This repository contains a comprehensive toolset for working with StarCraft II replay files and datasets. The tools span multiple programming languages and are included as git submodules for easy management and development.
- SC2InfoExtractorGo: Extracts detailed game data from .SC2Replay files into JSON format, for anonymization see SC2AnonServerPy.
- DatasetPreparator: Prepares and organizes large replay datasets for processing.
- SC2AnonServerPy: Provides anonymization gRPC service for player data and chat messages, works with SC2InfoExtractorGo.
- SC2_Datasets: Python library for loading and working with processed SC2 datasets.
For a comprehensive information on each tool, please refer to their individual README.md files.
- Docker (recommended) or:
- Go 1.19+ for SC2InfoExtractorGo
- Python 3.10+ for Python-based tools
- Poetry for Python dependency management
- Git for submodule management
Note
DatasetPreparator software container image contains the SC2InfoExtractorGo by default. Please refer to DatasetPreparator README for more details.
The easiest way to get started is using our pre-built Docker images:
- Collect your .SC2Replay files into a replaypack, for example:
replaypack_1/*.SC2Replay. If you do not have any replays, and you wish to run the following example, you can download some replaypacks from SC2ReSet HuggingFace or SC2ReSet Zenodo. - Pull and run DatasetPreparator (full processing pipeline):
- Run the following to see available options:
docker pull kaszanas/datasetpreparator:latest docker run -it --rm \ -v "${PWD}/processing":/app/processing \ kaszanas/datasetpreparator:latest \ python sc2egset_pipeline.py --help- Place your replaypack directories in
./processing/data/replaysdirectory. For example:./processing/data/replays/replaypack_1/*.SC2Replay ./processing/data/replays/replaypack_2/*.SC2Replay- To run the full processing pipeline (as in SC2ReSet and SC2EGSet datasets), execute:
docker run -it --rm \ -v "${PWD}/processing/data":/app/processing/data \ kaszanas/datasetpreparator:latest \ python sc2egset_pipeline.py \ --input_path processing/data/replays \ --output_path processing/data/output \ --maps_path processing/maps \ --n_processes 4 \ --force_overwrite True
To verify if everything worked correctly, check the generated logs and the processing/data/output directory for processed files. The directory_flattener directory should contain the structure as in the input directory, but with a single level directories containing raw .SC2Replay files and a mapping from the old directory structure to the filenames processed_mapping.json. Moreover, the sc2egset_replaypack_processor directory should contain the output from SC2InfoExtractorGo ran with the same arguments as the SC2EGSet dataset processing. Finally SC2ReSet and SC2EGSet directory should contain the raw replay files as organized in the respective datasets.
-
Clone the repository with submodules:
git clone --recurse-submodules https://github.com/Kaszanas/SC2Tools.git cd SC2Tools -
Initialize and update submodules:
git submodule update --init --recursive
Note
At this point, you should be able to use the tools directly on your system if you have the necessary dependencies installed.

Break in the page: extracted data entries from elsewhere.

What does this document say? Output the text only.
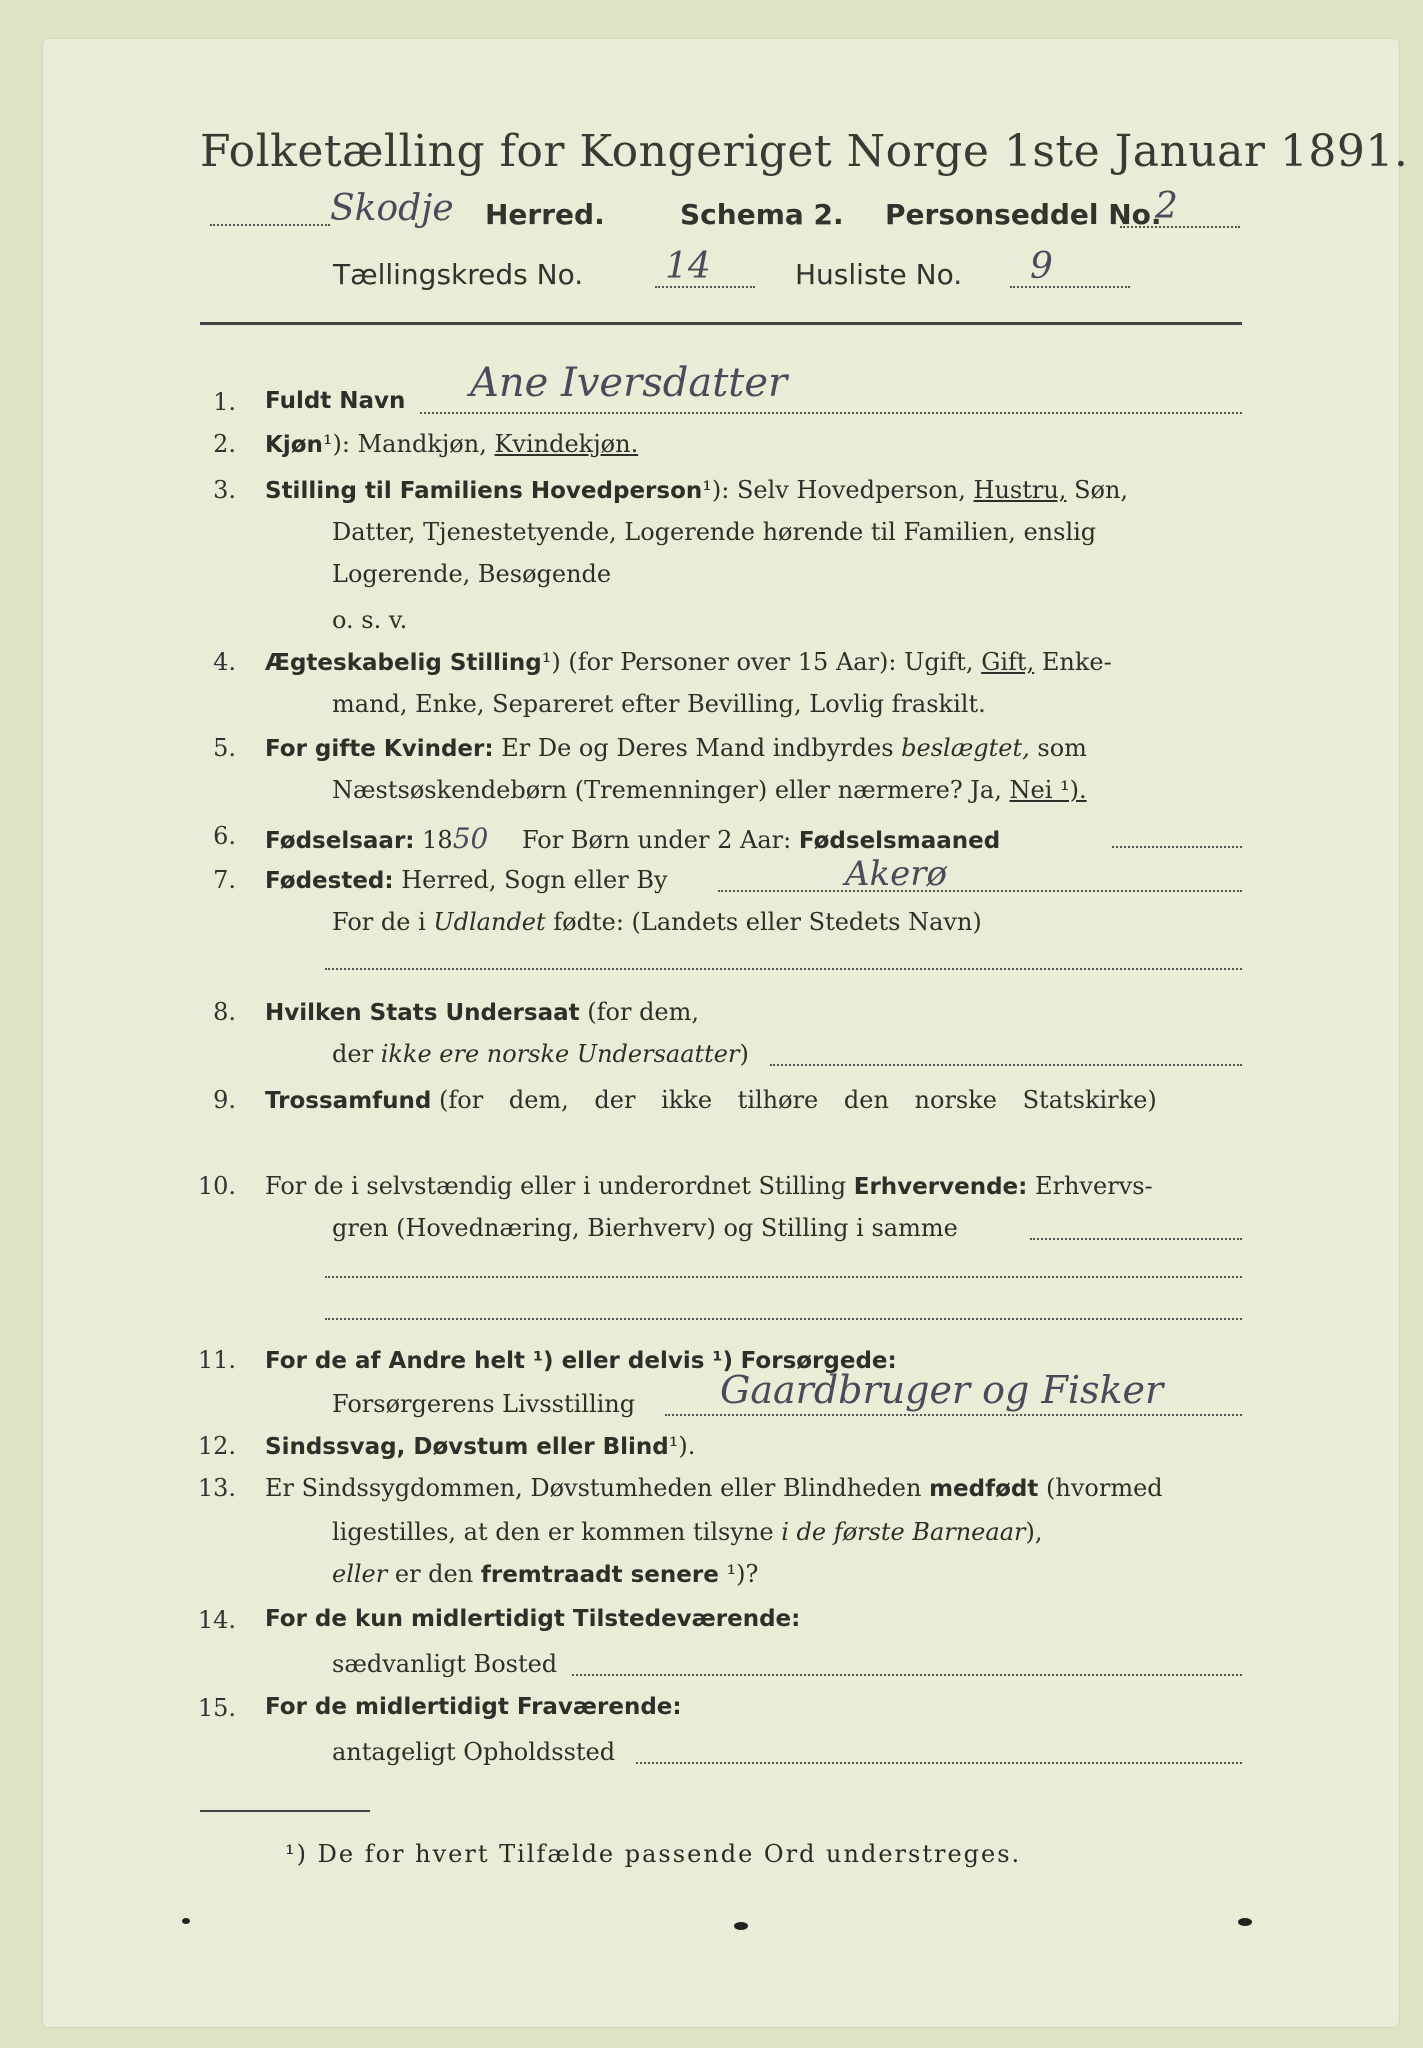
Folketælling for Kongeriget Norge 1ste Januar 1891.
Skodje Herred.	Schema 2. Personseddel No.
2
Tællingskreds No. 14	Husliste No. 9
1. Fuldt Navn Ane Iversdatter
2. Kjøn¹): Mandkjøn, Kvindekjøn.
3. Stilling til Familiens Hovedperson¹): Selv Hovedperson, Hustru, Søn,
Datter, Tjenestetyende, Logerende hørende til Familien, enslig
Logerende, Besøgende
o. s. v.
4. Ægteskabelig Stilling¹) (for Personer over 15 Aar): Ugift, Gift, Enke-
mand, Enke, Separeret efter Bevilling, Lovlig fraskilt.
5. For gifte Kvinder: Er De og Deres Mand indbyrdes beslægtet, som
Næstsøskendebørn (Tremenninger) eller nærmere? Ja, Nei ¹).
6. Fødselsaar: 1850 For Børn under 2 Aar: Fødselsmaaned
7. Fødested: Herred, Sogn eller By	Akerø
For de i Udlandet fødte: (Landets eller Stedets Navn)
8. Hvilken Stats Undersaat (for dem,
der ikke ere norske Undersaatter)
9. Trossamfund (for dem, der ikke tilhøre den norske Statskirke)
10. For de i selvstændig eller i underordnet Stilling Erhvervende: Erhvervs-
gren (Hovednæring, Bierhverv) og Stilling i samme
11. For de af Andre helt ¹) eller delvis ¹) Forsørgede:
Forsørgerens Livsstilling Gaardbruger og Fisker
12. Sindssvag, Døvstum eller Blind¹).
13. Er Sindssygdommen, Døvstumheden eller Blindheden medfødt (hvormed
ligestilles, at den er kommen tilsyne i de første Barneaar),
eller er den fremtraadt senere ¹)?
14. For de kun midlertidigt Tilstedeværende:
sædvanligt Bosted
15. For de midlertidigt Fraværende:
antageligt Opholdssted
¹) De for hvert Tilfælde passende Ord understreges.
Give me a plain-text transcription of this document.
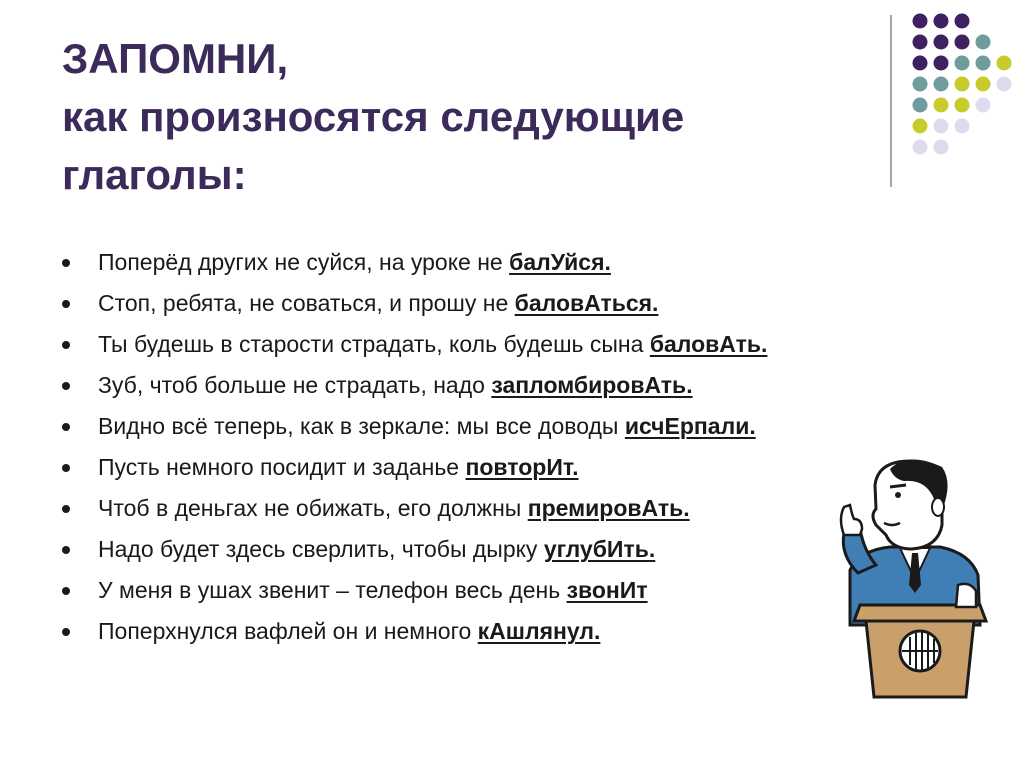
ЗАПОМНИ,
как произносятся следующие
глаголы:
Поперёд других не суйся, на уроке не балУйся.
Стоп, ребята, не соваться, и прошу не баловАться.
Ты будешь в старости страдать, коль будешь сына баловАть.
Зуб, чтоб больше не страдать, надо запломбировАть.
Видно всё теперь, как в зеркале: мы все доводы исчЕрпали.
Пусть немного посидит и заданье повторИт.
Чтоб в деньгах не обижать, его должны премировАть.
Надо будет здесь сверлить, чтобы дырку углубИть.
У меня в ушах звенит – телефон весь день звонИт
Поперхнулся вафлей он и немного кАшлянул.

Please refer to each tool's README.md for specific installation and usage instructions.
Each tool has its own comprehensive documentation:
- SC2InfoExtractorGo Documentation
- DatasetPreparator Documentation
- SC2AnonServerPy Documentation
- SC2_Datasets Documentation
Contributions are welcome`! Please see the individual tool repositories for contribution guidelines and development setup instructions.
Note
Each of the repositories (submodules) contains a separate license. Please refer to the respective submodule for its specific license terms.